When the body has an infection, it responds by removing iron from the bloodstream. This protects us from potentially lethal bacteria that capture the iron in the bloodstream and grow rapidly. It’s an evolutionary response that redistributes iron in the body, and the blood plasma becomes an iron desert,” University of Oxford professor Hal Drakesmith said in a press release. “However, if this goes on for a long time, there is less iron for red blood cells, so oxygen is transported less efficiently affecting metabolism and energy production, and for white blood cells, which need iron to work properly. The protective mechanism ends up becoming a problem.”

The research team believes that consistently low iron levels could explain why individuals with long COVID continue to experience fatigue and difficulty exercising. As such, the researchers suggested iron supplementation to help regulate and prevent the often debilitating symptoms associated with long COVID.

It isn’t necessarily the case that individuals don’t have enough iron in their body, it’s just that it’s trapped in the wrong place,” Aimee Hanson, a postdoctoral researcher at the University of Cambridge who worked on the study, said in the press release. “What we need is a way to remobilize the iron and pull it back into the bloodstream, where it becomes more useful to the red blood cells.”

The research team pointed out that iron supplementation isn’t always straightforward. Achieving the right level of iron varies from person to person. Too much iron can cause stomach issues, ranging from constipation, nausea, and abdominal pain to gastritis and gastric lesions.

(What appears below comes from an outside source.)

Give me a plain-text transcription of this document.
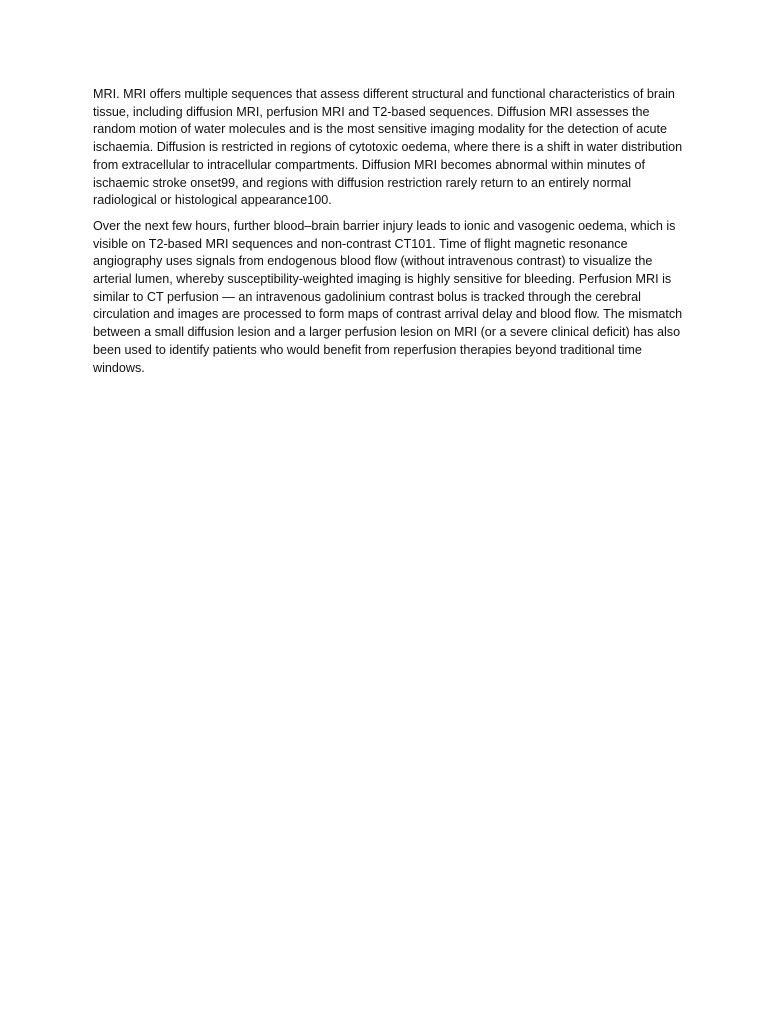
MRI. MRI offers multiple sequences that assess different structural and functional characteristics of brain tissue, including diffusion MRI, perfusion MRI and T2-based sequences. Diffusion MRI assesses the random motion of water molecules and is the most sensitive imaging modality for the detection of acute ischaemia. Diffusion is restricted in regions of cytotoxic oedema, where there is a shift in water distribution from extracellular to intracellular compartments. Diffusion MRI becomes abnormal within minutes of ischaemic stroke onset99, and regions with diffusion restriction rarely return to an entirely normal radiological or histological appearance100.

Over the next few hours, further blood–brain barrier injury leads to ionic and vasogenic oedema, which is visible on T2-based MRI sequences and non-contrast CT101. Time of flight magnetic resonance angiography uses signals from endogenous blood flow (without intravenous contrast) to visualize the arterial lumen, whereby susceptibility-weighted imaging is highly sensitive for bleeding. Perfusion MRI is similar to CT perfusion — an intravenous gadolinium contrast bolus is tracked through the cerebral circulation and images are processed to form maps of contrast arrival delay and blood flow. The mismatch between a small diffusion lesion and a larger perfusion lesion on MRI (or a severe clinical deficit) has also been used to identify patients who would benefit from reperfusion therapies beyond traditional time windows.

1 in 5 Still Affected by Long COVID

COVID-19 has affected nearly 40 percent of Americans, with one in five of those still suffering from symptoms of long COVID, according to the U.S. Centers for Disease Control and Prevention (CDC). Long COVID is marked by health issues that continue at least four weeks after an individual was initially diagnosed with COVID-19. Symptoms can last for days, weeks, months, or years and may include fatigue, cough or chest pain, headache, brain fog, depression or anxiety, digestive issues, and joint or muscle pain.